The historical, social, and religious experiences of Central European states as well as international and supranational guarantees in the field of protection of the freedom of conscience and religion have influenced particular solutions of individual legal systems. As a rule, the use of religious symbols in the public sphere by private and public entities is not prohibited, and their significance often exceeds the religious dimension (Croatia, the Czech Republic, Poland, Serbia, Slovakia, Slovenia, and Hungary).
Therefore, the research team established by the Ferenc Mádl Institute of Comparative Law adopted a relatively broad perspective of comparative law research that consists of the following elements: (1) introduction: scope of research, methodology, basic concepts; (2) historical, social, cultural, and political context of the presence of religious symbols in the public space: political transformation of state after 1989 and its impact on the protection of freedom of conscience and religion; (3) axiological and constitutional foundations: values and principles related to the presence of religious symbols in the public space; (4) model of relations between the state and the Church: general principles, practice of cooperation between the state and religious associations; (5) constitutional guarantees of freedom of conscience and religion: basis, subject, object, limits, means of protection; (6) guarantees according to other sources of universally binding law: the subjective and objective scope of the possibility of manifesting religious beliefs through religious symbols; (7) limits of religious expression through religious symbols: public offices, schools and universities, hospitals, workplaces, business activities, the Internet, social networks; (8) the system of legal protection: the practice of the judiciary, case studies; (9) conclusions: conclusions de lege ferenda.
The current research also takes into account the jurisprudence of the European Court of Human Rights in Strasbourg. Through the adopted structure of individual chapters, we attempt to formulate comparative conclusions that are presented in the summary. The main aim of this research is to show the normative aspect of the presence of religious symbols in the public space of selected European countries and outline this issue within the jurisprudence of the European Court of Human Rights to indicate the relevant European perspective.

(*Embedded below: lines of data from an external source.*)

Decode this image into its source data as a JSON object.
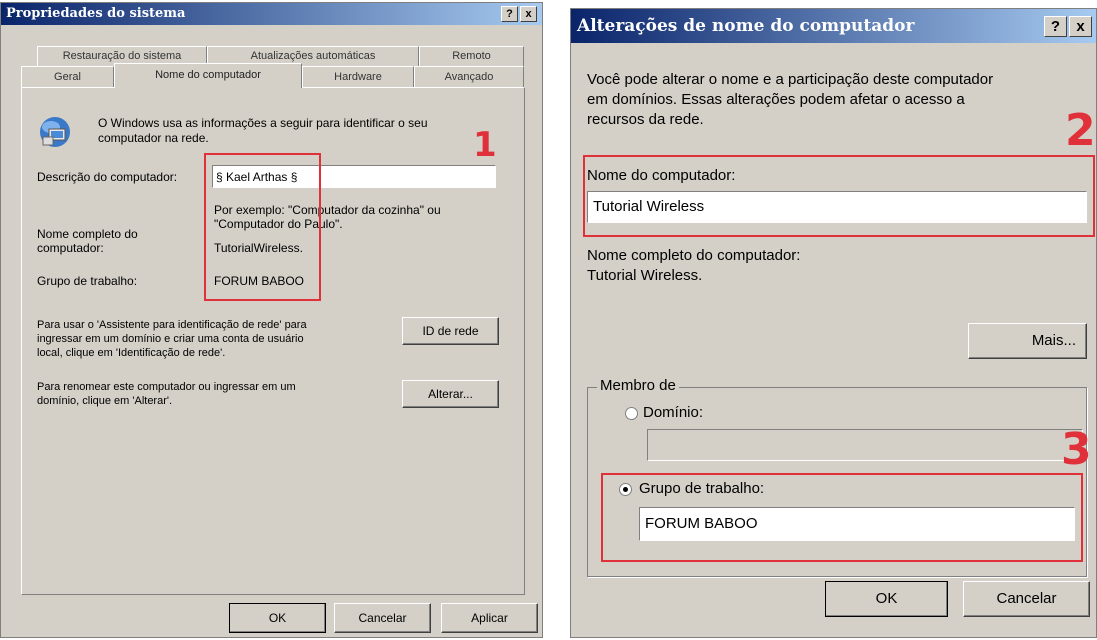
{
  "left": {
    "title": "Propriedades do sistema",
    "help": "?",
    "close": "x",
    "tabs_back": [
      "Restauração do sistema",
      "Atualizações automáticas",
      "Remoto"
    ],
    "tabs_front": [
      "Geral",
      "Nome do computador",
      "Hardware",
      "Avançado"
    ],
    "intro_line1": "O Windows usa as informações a seguir para identificar o seu",
    "intro_line2": "computador na rede.",
    "desc_label": "Descrição do computador:",
    "desc_value": "§ Kael Arthas §",
    "example_line1": "Por exemplo: \"Computador da cozinha\" ou",
    "example_line2": "\"Computador do Paulo\".",
    "fullname_label1": "Nome completo do",
    "fullname_label2": "computador:",
    "fullname_value": "TutorialWireless.",
    "workgroup_label": "Grupo de trabalho:",
    "workgroup_value": "FORUM BABOO",
    "network_text1": "Para usar o 'Assistente para identificação de rede' para",
    "network_text2": "ingressar em um domínio e criar uma conta de usuário",
    "network_text3": "local, clique em 'Identificação de rede'.",
    "network_button": "ID de rede",
    "rename_text1": "Para renomear este computador ou ingressar em um",
    "rename_text2": "domínio, clique em 'Alterar'.",
    "rename_button": "Alterar...",
    "ok": "OK",
    "cancel": "Cancelar",
    "apply": "Aplicar",
    "annotation": "1"
  },
  "right": {
    "title": "Alterações de nome do computador",
    "help": "?",
    "close": "x",
    "intro_line1": "Você pode alterar o nome e a participação deste computador",
    "intro_line2": "em domínios. Essas alterações podem afetar o acesso a",
    "intro_line3": "recursos da rede.",
    "name_label": "Nome do computador:",
    "name_value": "Tutorial Wireless",
    "fullname_label": "Nome completo do computador:",
    "fullname_value": "Tutorial Wireless.",
    "more_button": "Mais...",
    "member_label": "Membro de",
    "domain_label": "Domínio:",
    "domain_value": "",
    "workgroup_label": "Grupo de trabalho:",
    "workgroup_value": "FORUM BABOO",
    "ok": "OK",
    "cancel": "Cancelar",
    "annotation_2": "2",
    "annotation_3": "3"
  }
}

This monograph is composed of studies made by religious law specialists, who were invited to be the co-authors of this publication: Dr Hab. Csink Lóránt PPKE (Hungary)—religious symbols in the public sphere in Hungary’s legal order; Ass. Prof. Dalibor Đukić, PhD (Serbia)—religious symbols in the public sphere in Serbia’s legal order; Prof. lic. Damián Němec, dr (Czech Republic)—religious symbols in the public sphere in the Czech Republic’s legal order; Prof. JUDr. Mgr. Vojtech Vladár, PhD. (Slovakia)—religious symbols in the public sphere in Slovakia’s legal order; Izv. Prof. Dr Sc. Frane Staničić (Croatia)—religious symbols in the public sphere in Slovenia’s legal order; Izv. Prof. Dr Sc. Vanja-Ivan Savić (Croatia)—religious symbols in the public sphere in Croatia’s legal order; Prof. UO Dr Hab. Paweł Sobczyk (Poland)—religious symbols in the public sphere in Poland’s legal order; Dr Michał Poniatowski (Poland)—religious symbols in the public sphere in ECHR’s jurisprudence.
The analysis allowed to not only conduct the first international comparative study of issues related to the legal aspects of the presence of religious symbols in the public sphere of seven Central European countries but also to draw extremely important conclusions and de lege ferenda postulates.
The editors and authors of the publication express their sincere gratitude to Prof. Dr. János Ede Szilágyi, PhD Head of Ferenc Mádl Institute of Comparative Law, and his colleagues, for having been invited to participate in international research; this publication is a product thereof.